As written, despite the sponsor’s statement that the bill deals only with same-sex marriage, a government employee could refuse to grant a marriage license to a couple who have had premarital sex — and who knows, they might even be able to ask the question, too.
So why include a section for people who believe that sex is reserved only for marriage? Most likely, that clause might have been intended to relate to other sections of the bill involving adoption and foster care services, as well as fertility services. But the key point here is that as written, any person could be refused a marriage from a government employee on any or all of the bases under Section 2.
And in other areas, when the bill here also specifies “psychological, counseling, or fertility services based upon a sincerely held religious belief or moral conviction described in Section 2 of this act,” a therapist might even potentially refuse counseling to a person whose personal morality does not measure up to the standard set under Section 2.
Some people even think that this bill could even authorize that “a corporation could fire a woman for wearing pants.” But this author respectfully disagrees, based on the full legal context of the relevant language.

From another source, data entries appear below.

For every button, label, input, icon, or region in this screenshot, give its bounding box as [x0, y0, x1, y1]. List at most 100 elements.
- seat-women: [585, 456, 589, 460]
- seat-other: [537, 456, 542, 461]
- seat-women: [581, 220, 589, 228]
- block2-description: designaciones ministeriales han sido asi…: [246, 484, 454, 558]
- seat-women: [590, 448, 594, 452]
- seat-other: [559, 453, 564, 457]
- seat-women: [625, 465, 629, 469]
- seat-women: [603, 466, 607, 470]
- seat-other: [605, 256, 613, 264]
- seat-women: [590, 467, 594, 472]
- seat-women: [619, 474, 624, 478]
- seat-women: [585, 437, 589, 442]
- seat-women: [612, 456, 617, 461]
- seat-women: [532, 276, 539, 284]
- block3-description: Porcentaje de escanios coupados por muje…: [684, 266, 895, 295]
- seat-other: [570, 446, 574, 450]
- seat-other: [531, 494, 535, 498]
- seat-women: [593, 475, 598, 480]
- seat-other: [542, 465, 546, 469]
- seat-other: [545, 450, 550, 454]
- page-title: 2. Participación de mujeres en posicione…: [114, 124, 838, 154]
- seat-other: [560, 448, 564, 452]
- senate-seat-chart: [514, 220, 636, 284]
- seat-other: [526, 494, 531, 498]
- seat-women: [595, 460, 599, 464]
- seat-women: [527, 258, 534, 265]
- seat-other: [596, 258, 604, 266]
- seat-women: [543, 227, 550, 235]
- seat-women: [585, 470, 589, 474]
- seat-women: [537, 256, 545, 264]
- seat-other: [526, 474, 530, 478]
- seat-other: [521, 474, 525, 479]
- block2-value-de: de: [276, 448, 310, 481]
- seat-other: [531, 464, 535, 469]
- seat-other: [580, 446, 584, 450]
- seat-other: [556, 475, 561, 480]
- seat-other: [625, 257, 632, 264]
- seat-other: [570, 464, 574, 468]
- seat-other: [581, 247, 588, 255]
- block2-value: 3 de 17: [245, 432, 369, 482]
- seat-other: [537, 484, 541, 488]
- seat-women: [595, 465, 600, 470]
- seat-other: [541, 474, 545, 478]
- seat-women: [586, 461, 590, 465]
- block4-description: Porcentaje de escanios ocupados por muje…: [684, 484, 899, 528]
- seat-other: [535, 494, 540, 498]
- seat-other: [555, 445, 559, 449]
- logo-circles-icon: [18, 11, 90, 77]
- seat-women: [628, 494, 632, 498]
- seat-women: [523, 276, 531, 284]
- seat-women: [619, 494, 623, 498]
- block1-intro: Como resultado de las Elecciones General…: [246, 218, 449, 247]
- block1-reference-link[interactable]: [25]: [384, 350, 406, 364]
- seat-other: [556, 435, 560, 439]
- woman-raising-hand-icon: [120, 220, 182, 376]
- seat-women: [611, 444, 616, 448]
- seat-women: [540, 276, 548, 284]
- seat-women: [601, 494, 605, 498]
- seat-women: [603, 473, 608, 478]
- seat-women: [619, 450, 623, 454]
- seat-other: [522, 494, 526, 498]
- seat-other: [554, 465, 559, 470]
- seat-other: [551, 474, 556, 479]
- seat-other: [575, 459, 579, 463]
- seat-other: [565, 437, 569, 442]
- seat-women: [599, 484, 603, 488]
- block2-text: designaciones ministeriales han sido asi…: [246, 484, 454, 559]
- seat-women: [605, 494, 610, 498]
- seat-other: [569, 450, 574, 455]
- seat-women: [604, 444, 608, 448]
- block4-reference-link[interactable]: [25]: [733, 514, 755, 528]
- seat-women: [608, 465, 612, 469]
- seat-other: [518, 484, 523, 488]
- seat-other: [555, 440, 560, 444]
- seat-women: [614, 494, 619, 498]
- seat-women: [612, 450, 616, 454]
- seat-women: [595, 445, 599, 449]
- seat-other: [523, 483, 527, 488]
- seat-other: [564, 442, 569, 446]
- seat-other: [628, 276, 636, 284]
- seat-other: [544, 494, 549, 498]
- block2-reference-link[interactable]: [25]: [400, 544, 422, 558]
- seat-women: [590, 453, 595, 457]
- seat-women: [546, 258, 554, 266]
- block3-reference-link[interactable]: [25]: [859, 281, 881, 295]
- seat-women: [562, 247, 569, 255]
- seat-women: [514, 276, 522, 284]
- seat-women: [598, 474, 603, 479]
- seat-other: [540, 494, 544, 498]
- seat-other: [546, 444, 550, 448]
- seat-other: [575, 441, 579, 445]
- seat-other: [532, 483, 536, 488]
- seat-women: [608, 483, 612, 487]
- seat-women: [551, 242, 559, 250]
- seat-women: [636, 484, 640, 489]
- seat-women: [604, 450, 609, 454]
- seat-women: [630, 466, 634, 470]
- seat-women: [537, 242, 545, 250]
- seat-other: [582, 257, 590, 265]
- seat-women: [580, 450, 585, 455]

What the act actually says is:
“The state government shall not take any discriminatory action against a person wholly or partially on the basis that the person establishes sex-specific standards or policies concerning employee or student dress or grooming, or concerning access to restrooms, spas, baths, showers, dressing rooms, locker rooms, or other intimate facilities or settings, based upon or in a manner consistent with a sincerely held religious belief or moral conviction described in Section 2 of this act.”

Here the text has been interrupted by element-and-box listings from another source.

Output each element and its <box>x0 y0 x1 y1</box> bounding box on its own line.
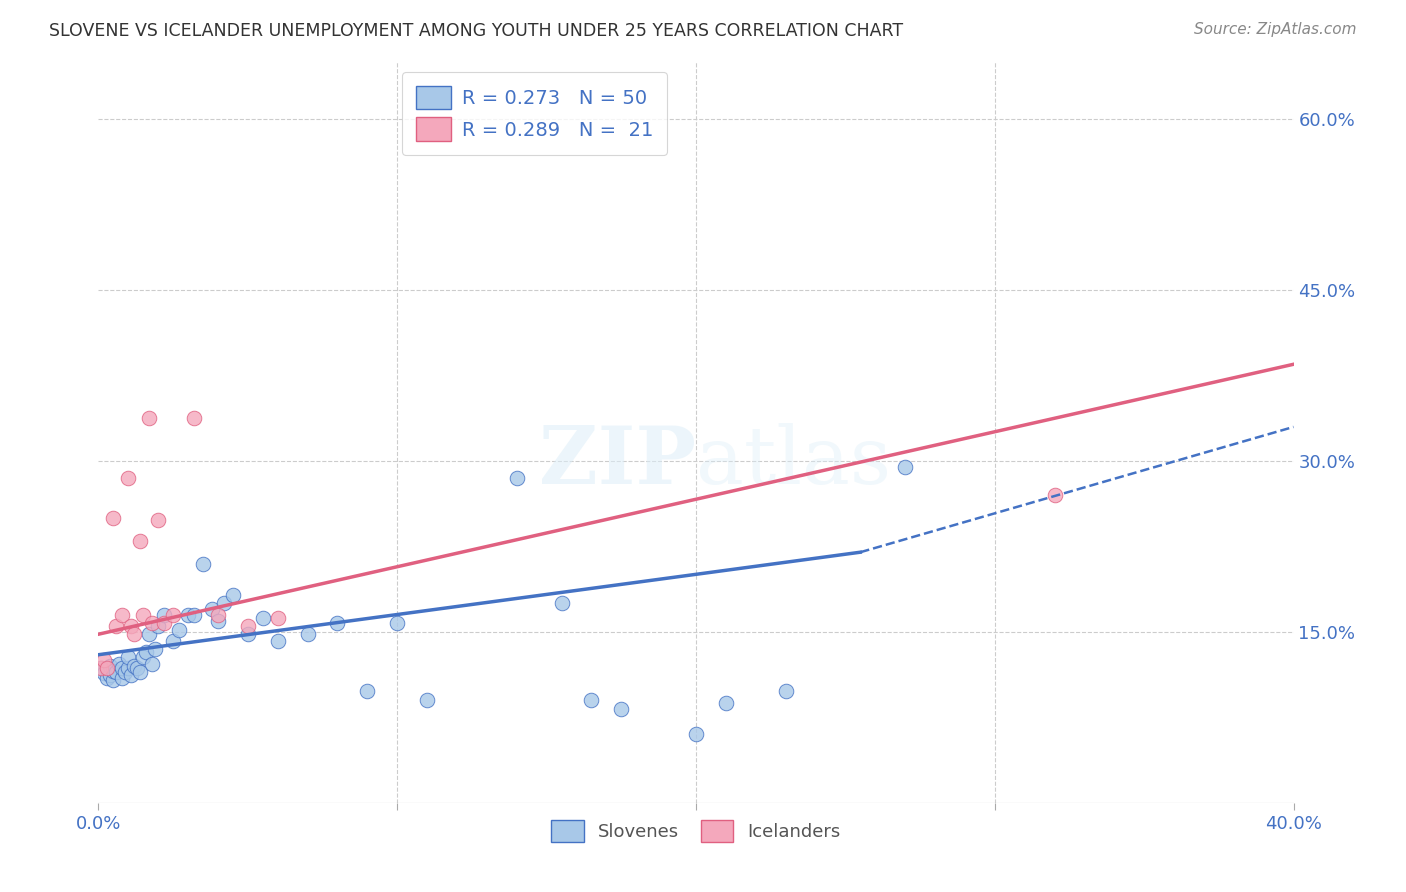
Point <box>129 533 152 548</box>
Point <box>236 619 259 633</box>
Point <box>141 657 163 671</box>
Point <box>127 661 149 675</box>
Point <box>120 668 142 682</box>
Point <box>252 611 274 625</box>
Point <box>297 627 319 641</box>
Point <box>98 668 122 682</box>
Point <box>714 696 737 710</box>
Point <box>124 659 146 673</box>
Point <box>141 615 163 630</box>
Point <box>236 627 259 641</box>
Point <box>111 661 134 675</box>
Point <box>177 607 200 622</box>
Point <box>183 607 205 622</box>
Point <box>117 661 139 675</box>
Point <box>207 614 229 628</box>
Point <box>162 634 184 648</box>
Point <box>105 619 128 633</box>
Point <box>105 665 128 679</box>
Point <box>120 619 142 633</box>
Point <box>108 657 131 671</box>
Point <box>96 671 118 685</box>
Point <box>90 661 112 675</box>
Point <box>326 615 349 630</box>
Point <box>143 642 166 657</box>
Point <box>167 623 190 637</box>
Point <box>103 673 125 687</box>
Point <box>132 607 155 622</box>
Point <box>117 650 139 665</box>
Point <box>93 665 115 680</box>
Point <box>162 607 184 622</box>
Point <box>124 627 146 641</box>
Point <box>685 727 707 741</box>
Point <box>506 471 529 485</box>
Text: atlas: atlas <box>696 423 891 501</box>
Point <box>148 619 170 633</box>
Point <box>416 693 439 707</box>
Point <box>267 634 290 648</box>
Point <box>201 602 224 616</box>
Point <box>148 513 170 527</box>
Point <box>111 671 134 685</box>
Point <box>894 459 917 474</box>
Point <box>207 607 229 622</box>
Point <box>93 653 115 667</box>
Point <box>775 684 797 698</box>
Point <box>356 684 378 698</box>
Point <box>114 665 136 679</box>
Point <box>117 471 139 485</box>
Point <box>132 650 155 665</box>
Point <box>183 410 205 425</box>
Point <box>1043 488 1066 502</box>
Point <box>98 659 122 673</box>
Point <box>267 611 290 625</box>
Point <box>191 557 214 571</box>
Point <box>103 664 125 678</box>
Point <box>90 661 112 675</box>
Point <box>581 693 603 707</box>
Point <box>129 665 152 679</box>
Point <box>212 597 235 611</box>
Point <box>138 627 160 641</box>
Point <box>111 607 134 622</box>
Text: SLOVENE VS ICELANDER UNEMPLOYMENT AMONG YOUTH UNDER 25 YEARS CORRELATION CHART: SLOVENE VS ICELANDER UNEMPLOYMENT AMONG … <box>49 22 903 40</box>
Point <box>610 702 633 716</box>
Point <box>153 607 176 622</box>
Point <box>135 645 157 659</box>
Point <box>103 511 125 525</box>
Text: Source: ZipAtlas.com: Source: ZipAtlas.com <box>1194 22 1357 37</box>
Point <box>138 410 160 425</box>
Point <box>385 615 409 630</box>
Text: ZIP: ZIP <box>538 423 696 501</box>
Legend: Slovenes, Icelanders: Slovenes, Icelanders <box>544 813 848 849</box>
Point <box>550 597 572 611</box>
Point <box>96 661 118 675</box>
Point <box>153 615 176 630</box>
Point <box>222 589 245 603</box>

Since sex-specific dress codes at a business are discussed here in relation to Section 2, what this actually refers to is forbidding a transgender person from dressing according to their internal identity — not just any old matter of a woman wearing pants. (After all, a person’s mode of dress has nothing directly to do with marriage or sexuality — thus leaving gender identity as the only category left from the section.)
The law also forbids “discriminatory action” by the state against a person who “declines to participate in the provision of treatments, counseling, or surgeries related to sex reassignment or gender identity transitioning” — but on the bright side, a clause soon afterward says that this shall not be construed to allow the denial of emergency medical services for sickness or injury.
So a transgender person who gets a broken leg is still to be provided medical care — at least on paper.